When everyone starts doing this stuff, it’s going to be really cool.
“Exactly what we think.” Martin Currier set down his puzzle and raised both hands in the air. Robin ponied up to his desk and gave him ten. I took my son home, feeling like the future’s guardian.
I COULD SEE THE WEEKLY CHANGES. He was quicker to laugh now, slower to flare. More playful when frustrated. He sat still and listened to the birds at dusk. I wasn’t sure which qualities were his and which came courtesy of his team. Each day’s small changes blended into him and went native.
One night, I made a planet for him where the several species of intelligent life traded bits of temperament and memory and behavior and experiences as easily as Earthly bacteria trade snippets of genes. He grabbed my arm, smiling, before I could add the details. I know where you stole that one from!
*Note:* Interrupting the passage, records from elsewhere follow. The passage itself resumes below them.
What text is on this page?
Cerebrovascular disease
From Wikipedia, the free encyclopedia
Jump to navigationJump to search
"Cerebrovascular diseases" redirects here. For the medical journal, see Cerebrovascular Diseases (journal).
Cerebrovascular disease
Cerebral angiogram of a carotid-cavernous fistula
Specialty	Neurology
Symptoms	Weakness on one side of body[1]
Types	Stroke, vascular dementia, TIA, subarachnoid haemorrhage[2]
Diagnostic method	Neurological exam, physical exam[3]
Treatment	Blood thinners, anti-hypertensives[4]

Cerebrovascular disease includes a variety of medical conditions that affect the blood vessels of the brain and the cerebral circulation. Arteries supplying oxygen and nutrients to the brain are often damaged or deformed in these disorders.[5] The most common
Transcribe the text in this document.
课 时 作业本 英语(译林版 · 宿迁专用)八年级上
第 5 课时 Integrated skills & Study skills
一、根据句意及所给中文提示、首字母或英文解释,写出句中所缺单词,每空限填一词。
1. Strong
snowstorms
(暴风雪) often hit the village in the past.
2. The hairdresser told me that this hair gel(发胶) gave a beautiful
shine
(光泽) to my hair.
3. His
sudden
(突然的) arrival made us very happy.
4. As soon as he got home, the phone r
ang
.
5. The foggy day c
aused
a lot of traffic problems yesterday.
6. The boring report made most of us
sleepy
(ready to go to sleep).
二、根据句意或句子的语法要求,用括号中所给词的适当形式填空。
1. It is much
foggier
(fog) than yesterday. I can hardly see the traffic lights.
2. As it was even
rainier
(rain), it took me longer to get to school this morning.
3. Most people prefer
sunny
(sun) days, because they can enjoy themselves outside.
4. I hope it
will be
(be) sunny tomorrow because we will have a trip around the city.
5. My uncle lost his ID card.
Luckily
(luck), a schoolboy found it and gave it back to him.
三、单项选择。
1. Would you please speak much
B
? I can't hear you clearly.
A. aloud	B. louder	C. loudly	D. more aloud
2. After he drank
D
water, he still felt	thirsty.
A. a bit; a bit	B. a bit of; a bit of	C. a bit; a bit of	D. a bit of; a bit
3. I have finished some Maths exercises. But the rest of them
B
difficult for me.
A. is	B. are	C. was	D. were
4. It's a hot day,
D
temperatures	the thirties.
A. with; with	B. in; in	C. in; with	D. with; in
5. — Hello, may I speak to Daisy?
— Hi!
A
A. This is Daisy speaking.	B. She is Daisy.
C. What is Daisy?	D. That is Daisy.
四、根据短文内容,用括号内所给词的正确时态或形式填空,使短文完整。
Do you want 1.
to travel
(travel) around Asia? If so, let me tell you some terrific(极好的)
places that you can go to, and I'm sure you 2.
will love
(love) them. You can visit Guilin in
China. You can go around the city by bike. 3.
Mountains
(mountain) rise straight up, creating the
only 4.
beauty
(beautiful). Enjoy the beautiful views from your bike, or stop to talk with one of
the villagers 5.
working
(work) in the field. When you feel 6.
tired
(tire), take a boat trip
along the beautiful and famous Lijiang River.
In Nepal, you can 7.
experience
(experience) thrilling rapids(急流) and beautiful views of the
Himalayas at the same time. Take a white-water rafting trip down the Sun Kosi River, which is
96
“Do you, now? Who told you?”
He spread his fingers and attached them to my skull, making a sucking sound, as bits of our personality flew back and forth between us. Wouldn’t it be cool if everybody started to do the training?
I put my fingers on his skull in exchange, sucking bits of his private emotions out through my fingertips and into me, accompanied by appropriate sound effects. We laughed. Then he clapped my shoulder, like he was calming me down before sending me to bed. The gesture was so preternaturally adult. It came from a place that hadn’t been there the week before.
“So what do you think?” I tried for amused and offhand. “The mouse. He’s changing?”
His eyes took hold of the puzzle. He remembered, and the solution blazed in his eyes. Still the same mouse, Dad. I just have help now.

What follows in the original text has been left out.